Nicholas Hlobo was born in 1975 in Cape Town, and he currently lives and works in Johannesburg. He draws strongly on his Xhosa heritage in his work, exploring traditions and rites of passage and how they are evolving in changing times, as well as themes of industrialization, gender, and sexuality. By appropriating his native heritage and combining it with the journey of his own homosexuality, Hlobo finds his way through a rapidly changing society in which the traditional and the modern frequently collide. Sometimes Hlobo performs with his sculptures, partly dressed as (or in) one of the forms. Many of the materials he uses serve as visual metaphors for an array of cultural phenomena, and his works are not only named after particular ritualistic practices but consciously recall the rich history and tradition of the Xhosa culture.
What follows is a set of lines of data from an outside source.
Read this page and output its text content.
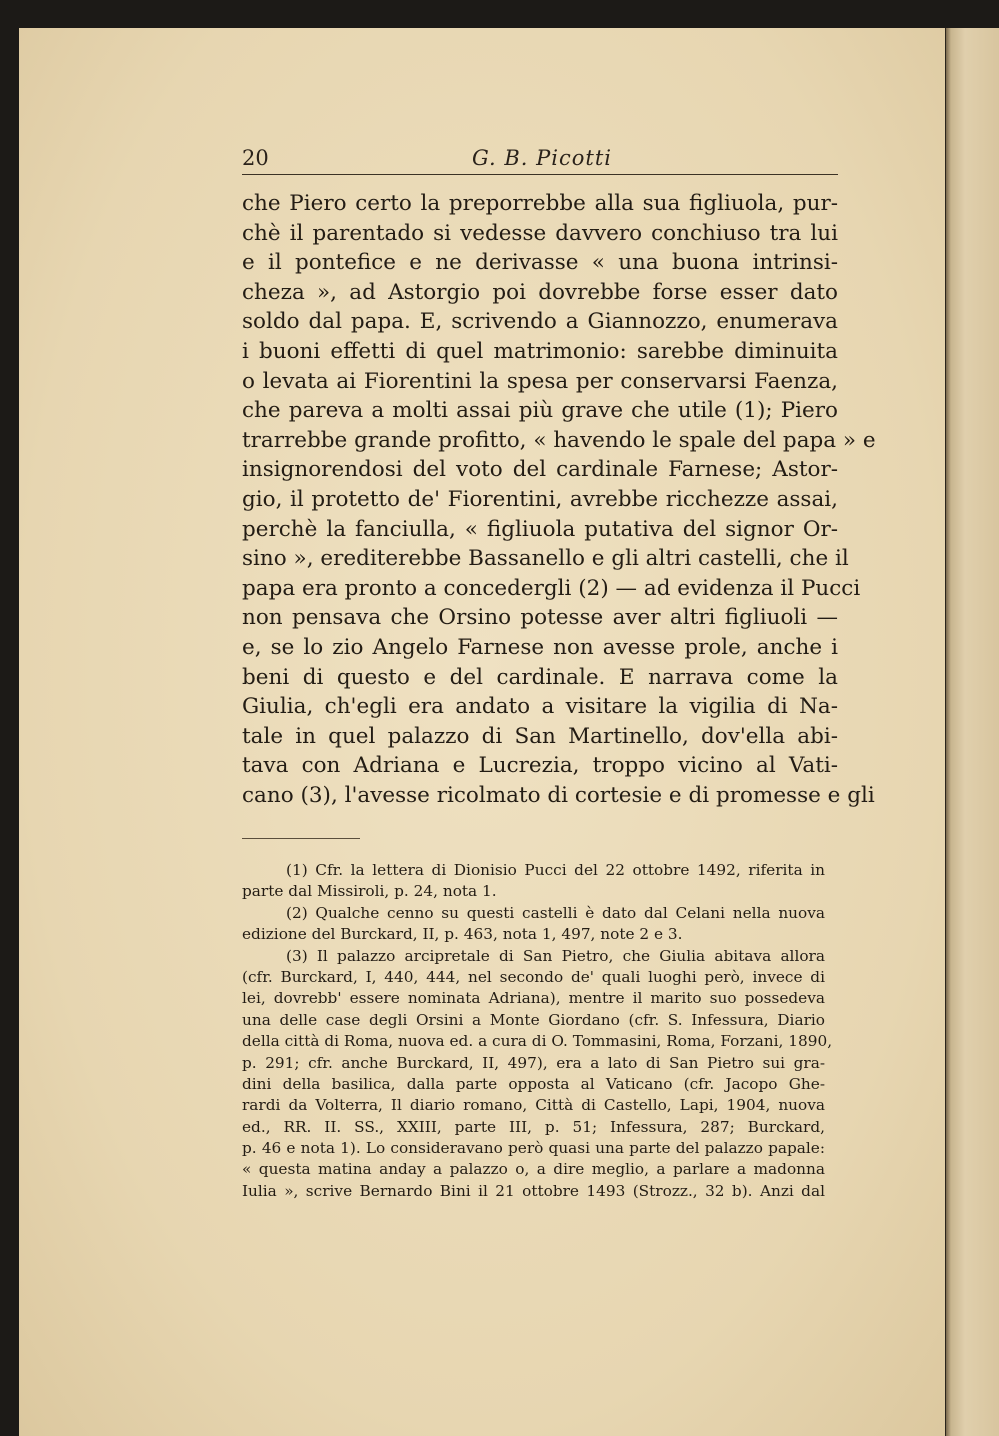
20	G. B. Picotti
che Piero certo la preporrebbe alla sua figliuola, pur-
chè il parentado si vedesse davvero conchiuso tra lui
e il pontefice e ne derivasse « una buona intrinsi-
cheza », ad Astorgio poi dovrebbe forse esser dato
soldo dal papa. E, scrivendo a Giannozzo, enumerava
i buoni effetti di quel matrimonio: sarebbe diminuita
o levata ai Fiorentini la spesa per conservarsi Faenza,
che pareva a molti assai più grave che utile (1); Piero
trarrebbe grande profitto, « havendo le spale del papa » e
insignorendosi del voto del cardinale Farnese; Astor-
gio, il protetto de' Fiorentini, avrebbe ricchezze assai,
perchè la fanciulla, « figliuola putativa del signor Or-
sino », erediterebbe Bassanello e gli altri castelli, che il
papa era pronto a concedergli (2) — ad evidenza il Pucci
non pensava che Orsino potesse aver altri figliuoli —
e, se lo zio Angelo Farnese non avesse prole, anche i
beni di questo e del cardinale. E narrava come la
Giulia, ch'egli era andato a visitare la vigilia di Na-
tale in quel palazzo di San Martinello, dov'ella abi-
tava con Adriana e Lucrezia, troppo vicino al Vati-
cano (3), l'avesse ricolmato di cortesie e di promesse e gli
(1) Cfr. la lettera di Dionisio Pucci del 22 ottobre 1492, riferita in
parte dal Missiroli, p. 24, nota 1.
(2) Qualche cenno su questi castelli è dato dal Celani nella nuova
edizione del Burckard, II, p. 463, nota 1, 497, note 2 e 3.
(3) Il palazzo arcipretale di San Pietro, che Giulia abitava allora
(cfr. Burckard, I, 440, 444, nel secondo de' quali luoghi però, invece di
lei, dovrebb' essere nominata Adriana), mentre il marito suo possedeva
una delle case degli Orsini a Monte Giordano (cfr. S. Infessura, Diario
della città di Roma, nuova ed. a cura di O. Tommasini, Roma, Forzani, 1890,
p. 291; cfr. anche Burckard, II, 497), era a lato di San Pietro sui gra-
dini della basilica, dalla parte opposta al Vaticano (cfr. Jacopo Ghe-
rardi da Volterra, Il diario romano, Città di Castello, Lapi, 1904, nuova
ed., RR. II. SS., XXIII, parte III, p. 51; Infessura, 287; Burckard,
p. 46 e nota 1). Lo consideravano però quasi una parte del palazzo papale:
« questa matina anday a palazzo o, a dire meglio, a parlare a madonna
Iulia », scrive Bernardo Bini il 21 ottobre 1493 (Strozz., 32 b). Anzi dal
Questions of identity and ethnicity permeate his pieces, and ideas of masculinity and gender are strikingly reflected through the materials with which he works, which include leather, rubber, ribbon, furniture, and domestic found objects.

 

Hlobo has had solo exhibitions at Locust Projects, Miami (2013), the National Museum of Art, Architecture, and Design, Oslo (2011), Standard Bank Gallery, Johannesburg (2010), Iziko South African National Gallery, Cape Town (2010), Tate Modern, London (2008), and the Institute of Contemporary Art, Boston, as part of the Momentum series (2008). He has participated in group exhibitions at the Centre Pompidou, Paris (2014–16), Museum für Moderne Kunst, Frankfurt (2014), Museum Arnhem, the Netherlands (2014), the 18th Biennale of Sydney (2012), La Triennale 2012, Palais de Tokyo, Paris (2012), the 54th Venice Biennale (2011), the Liverpool Biennial (2010), and the Guangzhou Triennial, China (2008). He was the Tollman Award winner in 2006, the Standard Bank Young Artist for Visual Art in 2009, and the Rolex Visual Arts Protégé for 2010–11.